Cypher Query Optimisations

Published in

Neo4j Developer Blog

9 min readNov 28, 2018

Make your slow cypher queries running fast

In this post I will explain about common causes of query performance degradation in the Neo4j server. This is a follow up on the Meet the Query Log Analyzer story earlier this week.

Query log Analyzer App in the Neo4j Desktop

The Query Log Analyzer App helps you to find quickly the slow queries on the Neo4j server.

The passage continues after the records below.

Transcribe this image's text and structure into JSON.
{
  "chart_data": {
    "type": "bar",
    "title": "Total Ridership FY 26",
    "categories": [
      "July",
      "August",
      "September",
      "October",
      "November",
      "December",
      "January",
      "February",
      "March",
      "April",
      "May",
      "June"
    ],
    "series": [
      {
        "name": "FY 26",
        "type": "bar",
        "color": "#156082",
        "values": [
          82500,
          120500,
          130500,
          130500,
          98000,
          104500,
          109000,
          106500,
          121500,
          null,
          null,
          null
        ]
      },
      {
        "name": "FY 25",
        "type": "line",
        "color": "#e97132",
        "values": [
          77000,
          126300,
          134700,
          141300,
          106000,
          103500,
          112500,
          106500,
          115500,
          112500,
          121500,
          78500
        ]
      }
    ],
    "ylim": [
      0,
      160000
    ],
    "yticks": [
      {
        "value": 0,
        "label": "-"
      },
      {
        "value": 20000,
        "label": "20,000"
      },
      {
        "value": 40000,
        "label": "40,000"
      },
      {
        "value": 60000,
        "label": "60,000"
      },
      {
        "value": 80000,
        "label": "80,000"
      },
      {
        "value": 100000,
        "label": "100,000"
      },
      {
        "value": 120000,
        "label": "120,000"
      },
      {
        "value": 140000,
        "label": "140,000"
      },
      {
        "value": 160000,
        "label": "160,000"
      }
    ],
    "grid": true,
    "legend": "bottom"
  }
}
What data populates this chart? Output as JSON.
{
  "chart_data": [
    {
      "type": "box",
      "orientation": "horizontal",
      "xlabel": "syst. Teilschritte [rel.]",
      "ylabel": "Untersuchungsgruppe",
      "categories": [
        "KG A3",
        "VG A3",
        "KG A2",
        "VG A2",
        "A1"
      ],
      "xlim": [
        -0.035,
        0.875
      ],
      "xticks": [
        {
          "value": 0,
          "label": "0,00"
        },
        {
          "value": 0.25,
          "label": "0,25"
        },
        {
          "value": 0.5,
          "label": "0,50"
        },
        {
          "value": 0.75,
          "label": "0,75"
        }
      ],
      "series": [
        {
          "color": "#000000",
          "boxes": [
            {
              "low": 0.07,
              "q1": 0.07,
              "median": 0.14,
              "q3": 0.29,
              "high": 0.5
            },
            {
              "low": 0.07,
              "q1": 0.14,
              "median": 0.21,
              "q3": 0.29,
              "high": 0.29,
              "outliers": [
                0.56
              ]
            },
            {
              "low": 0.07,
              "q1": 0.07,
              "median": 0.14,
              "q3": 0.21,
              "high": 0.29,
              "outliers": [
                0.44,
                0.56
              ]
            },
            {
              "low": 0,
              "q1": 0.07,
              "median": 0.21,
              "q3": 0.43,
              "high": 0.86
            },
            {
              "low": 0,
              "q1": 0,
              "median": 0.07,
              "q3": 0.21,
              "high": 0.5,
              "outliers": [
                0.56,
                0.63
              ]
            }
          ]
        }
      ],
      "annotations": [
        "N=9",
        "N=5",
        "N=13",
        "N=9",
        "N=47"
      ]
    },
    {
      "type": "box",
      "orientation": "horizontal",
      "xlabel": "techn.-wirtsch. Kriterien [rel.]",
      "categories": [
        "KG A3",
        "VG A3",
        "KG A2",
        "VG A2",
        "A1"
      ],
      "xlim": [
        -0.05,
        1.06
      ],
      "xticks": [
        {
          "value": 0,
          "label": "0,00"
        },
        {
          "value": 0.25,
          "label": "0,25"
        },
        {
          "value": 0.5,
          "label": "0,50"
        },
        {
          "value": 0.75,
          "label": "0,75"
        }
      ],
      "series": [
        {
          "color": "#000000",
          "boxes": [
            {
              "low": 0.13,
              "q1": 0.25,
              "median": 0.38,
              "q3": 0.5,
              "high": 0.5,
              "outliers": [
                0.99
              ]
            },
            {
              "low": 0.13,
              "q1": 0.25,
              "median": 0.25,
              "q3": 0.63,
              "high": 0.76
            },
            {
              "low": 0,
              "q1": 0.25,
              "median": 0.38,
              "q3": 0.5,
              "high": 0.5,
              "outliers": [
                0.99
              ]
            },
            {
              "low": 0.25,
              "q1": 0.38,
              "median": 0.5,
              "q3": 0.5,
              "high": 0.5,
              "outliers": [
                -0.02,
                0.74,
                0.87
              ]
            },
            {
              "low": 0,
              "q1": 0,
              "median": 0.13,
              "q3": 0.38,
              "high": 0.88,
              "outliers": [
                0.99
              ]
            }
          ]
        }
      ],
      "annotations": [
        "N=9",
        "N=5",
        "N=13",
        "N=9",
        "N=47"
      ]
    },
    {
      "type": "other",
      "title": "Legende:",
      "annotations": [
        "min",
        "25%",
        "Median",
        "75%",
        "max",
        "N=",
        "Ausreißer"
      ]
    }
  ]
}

Important Things To Remember About Cypher Execution

Caching and Disk IO
The Neo4j database maps the data files from disk to the Page Cache. When you do a query and the data is not in Cache the data will be loaded from disk. The second time the query is executed the data can be read from Cache, which will result in a faster query. Any query that needs the same data will now benefit from having the data in cache.
If possible make sure that your Page Cache can contain the database.

Query Planning
When the Cypher engine receives a query string it compiles an execution plan for it. This execution plan is stored in the Query Cache and can be reused when the same query is fired again. The plan will be removed from that cache if the cache exceeds its limits or the data in the database has changed too much, so that estimates made during planning don’t hold true anymore. Using parameters instead of literal values will allow use of that cache, otherwise the query has to be re-parsed time and again.

First Query Execution
Running a query for the first time, will always be slower than running the query for the second time due to cache misses, and query planning as described above.

Checking the Query Plan
You can check queries by prefixing the query with the EXPLAIN or PROFILE keyword. When you find a slow query you can profile/explain a query by copying the query and the eventual parameters from the Query Log tab to the Neo4j Browser and use explain/profile to check how the query will be/is executed.

Query Checks

In the following sections we handle common causes which slow down the query performance. Note that there can be multiple causes which slow down the query performance, and even good queries can slow down because bad queries taking all the system resources.

Query Parameters

Are query parameters used for the queries where they should be? When you do not use query parameters every time a value changes the database will make a new plan for the query.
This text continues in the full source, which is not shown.